LEXINGTON, Ky. (KT) — A promotional poster that hangs on the wall at Papaleno’s Restuarant in Berea tells the story of the relationship between late Kentucky coach Joe B. Hall and late Louisville coach Denny Crum.
The poster, titled “Either Way, You Can’t Lose,” featured Hall and Crum promoting Converse, the shoe that dominated the sneaker circuit before the Nike explosion took over the market. Crum and Hall are shown at a table with their hands locked depicting an arm wrestling match, with a locker and Kentucky and Louisville jerseys hanging behind each coach. Both schools wore Converse at the time and it wasn’t hard for the two coaches to connect and promote the brand of their era.

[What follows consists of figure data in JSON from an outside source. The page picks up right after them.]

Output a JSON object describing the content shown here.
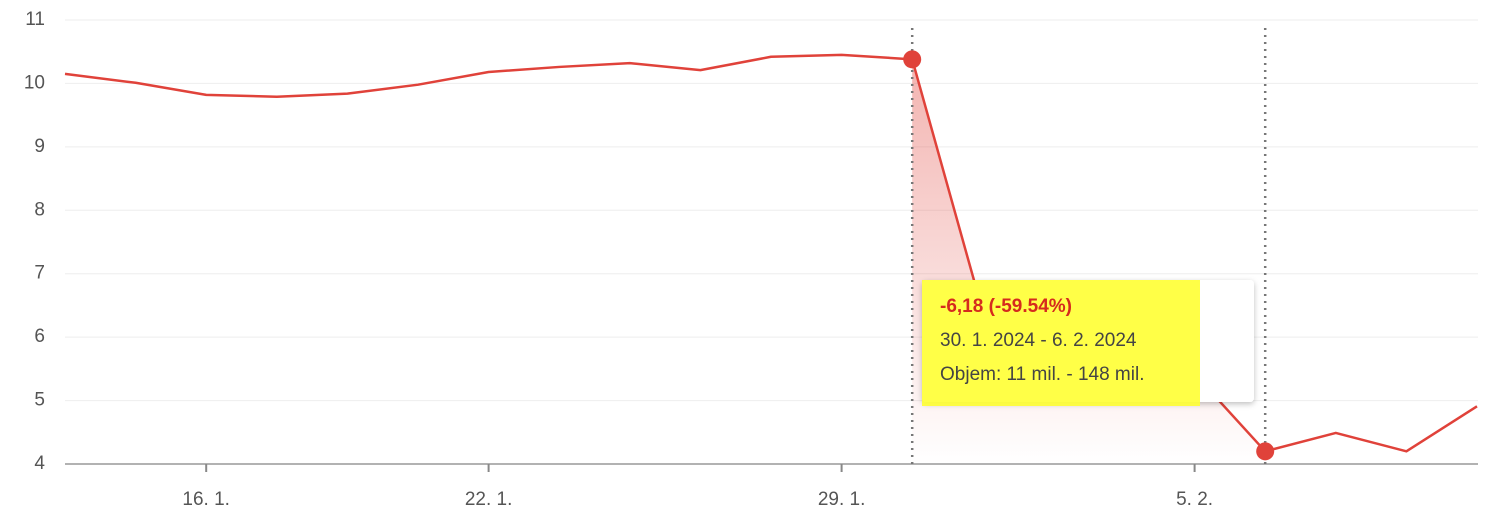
{
  "chart_data": {
    "type": "line",
    "categories": [
      null,
      null,
      "16. 1.",
      null,
      null,
      null,
      "22. 1.",
      null,
      null,
      null,
      null,
      "29. 1.",
      null,
      null,
      null,
      null,
      "5. 2.",
      null,
      null,
      null,
      null
    ],
    "values": [
      10.15,
      10.01,
      9.82,
      9.79,
      9.84,
      9.98,
      10.18,
      10.26,
      10.32,
      10.21,
      10.42,
      10.45,
      10.38,
      6.4,
      5.95,
      5.7,
      5.42,
      4.2,
      4.49,
      4.2,
      4.91
    ],
    "color": "#e0423a",
    "ylim": [
      4,
      11
    ],
    "yticks": [
      4,
      5,
      6,
      7,
      8,
      9,
      10,
      11
    ],
    "grid": true,
    "highlighted": [
      12,
      17
    ],
    "tooltip": {
      "change": "-6,18 (-59.54%)",
      "range": "30. 1. 2024 - 6. 2. 2024",
      "volume": "Objem: 11 mil. - 148 mil."
    }
  }
}
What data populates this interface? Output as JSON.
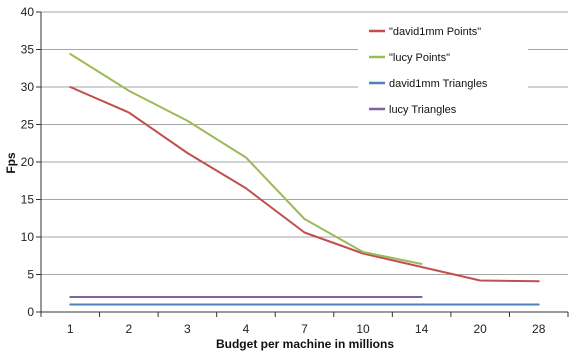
{
  "chart_data": {
    "type": "line",
    "categories": [
      "1",
      "2",
      "3",
      "4",
      "7",
      "10",
      "14",
      "20",
      "28"
    ],
    "xlabel": "Budget per machine in millions",
    "ylabel": "Fps",
    "ylim": [
      0,
      40
    ],
    "yticks": [
      0,
      5,
      10,
      15,
      20,
      25,
      30,
      35,
      40
    ],
    "grid": true,
    "legend_position": "top-right",
    "series": [
      {
        "name": "\"david1mm Points\"",
        "color": "#c0504d",
        "values": [
          30,
          26.6,
          21.2,
          16.5,
          10.6,
          7.8,
          6.0,
          4.2,
          4.1
        ]
      },
      {
        "name": "\"lucy Points\"",
        "color": "#9bbb59",
        "values": [
          34.4,
          29.5,
          25.5,
          20.6,
          12.4,
          8.0,
          6.4,
          null,
          null
        ]
      },
      {
        "name": "david1mm Triangles",
        "color": "#4f81bd",
        "values": [
          1,
          1,
          1,
          1,
          1,
          1,
          1,
          1,
          1
        ]
      },
      {
        "name": "lucy Triangles",
        "color": "#8064a2",
        "values": [
          2,
          2,
          2,
          2,
          2,
          2,
          2,
          null,
          null
        ]
      }
    ]
  }
}
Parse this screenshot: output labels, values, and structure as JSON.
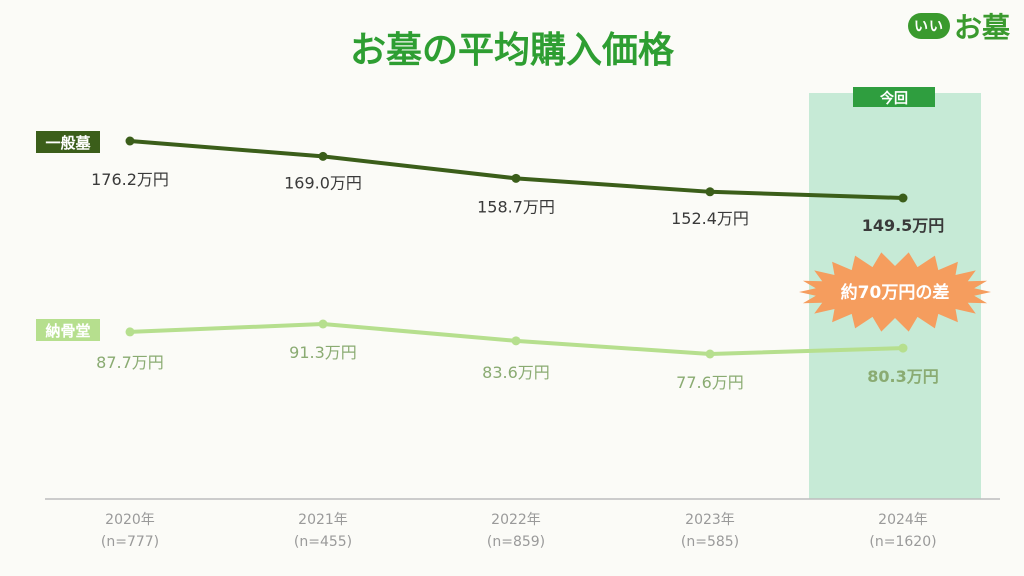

As a representative of Converse, former Georgetown College standout and 1972 Olympian and team captain Kenny Davis became acquainted with Crum and Hall during coaching clinics and other events that showcased the two coaches.
“That gave me opportunity to be around him (Crum) on many occasions,” Davis said of Crum, who died Tuesday at the age of 86. “I can honestly say I don't know of any nicer person or any more of a friendly person than coach Crum was to me. Denny was pretty much the same person anytime you saw him. He never changed over the years.”
Even after a 40-year career with Converse, Davis still remained in touch with Crum.
“He was always kind and he was always someone who was interested in what you were doing, and he never, ever had an ego as far as I was ever concerned being around him,” Davis said.
Crum won two national titles at Louisville in 1980 and 1986 and played and coached under the late John Wooden.
What made Crum successful?
“He could coach, obviously, with his background from UCLA, being around (Wooden), plus he knew how to recruit players,” he said. “His system for a long time was to get as many athletic players as he possibly could, whether they were super basketball players or not.
“He felt like that if he was able to do that in the long run, he could win games with those type of athletes as opposed to maybe even the lesser talented basketball players.”
Following retirement from coaching, Crum and Hall had their own radio show, “Joe B. and Denny Show,” and Davis was often a guest on a segment. During one of those times on the radio, Hall and Crum signed posters for Davis, one of which hangs in Papaleno’s and others Davis has for his own collection.
Even prior to the two Hall of Fame coaches joining forces to create their own radio show, both were friends on and off the court.
“A lot of people don’t understand (the relationship between Crum and Hall),” Dais said. “Both of them liked to hunt and fish and I think they did that on different occasions, even when they weren’t coaching. You would go to coaches clinics and different events and there seemed to be absolutely no animosity between them.”
The relationship between Hall and Crum made it easy to promote Converse and was an easy sell for Davis.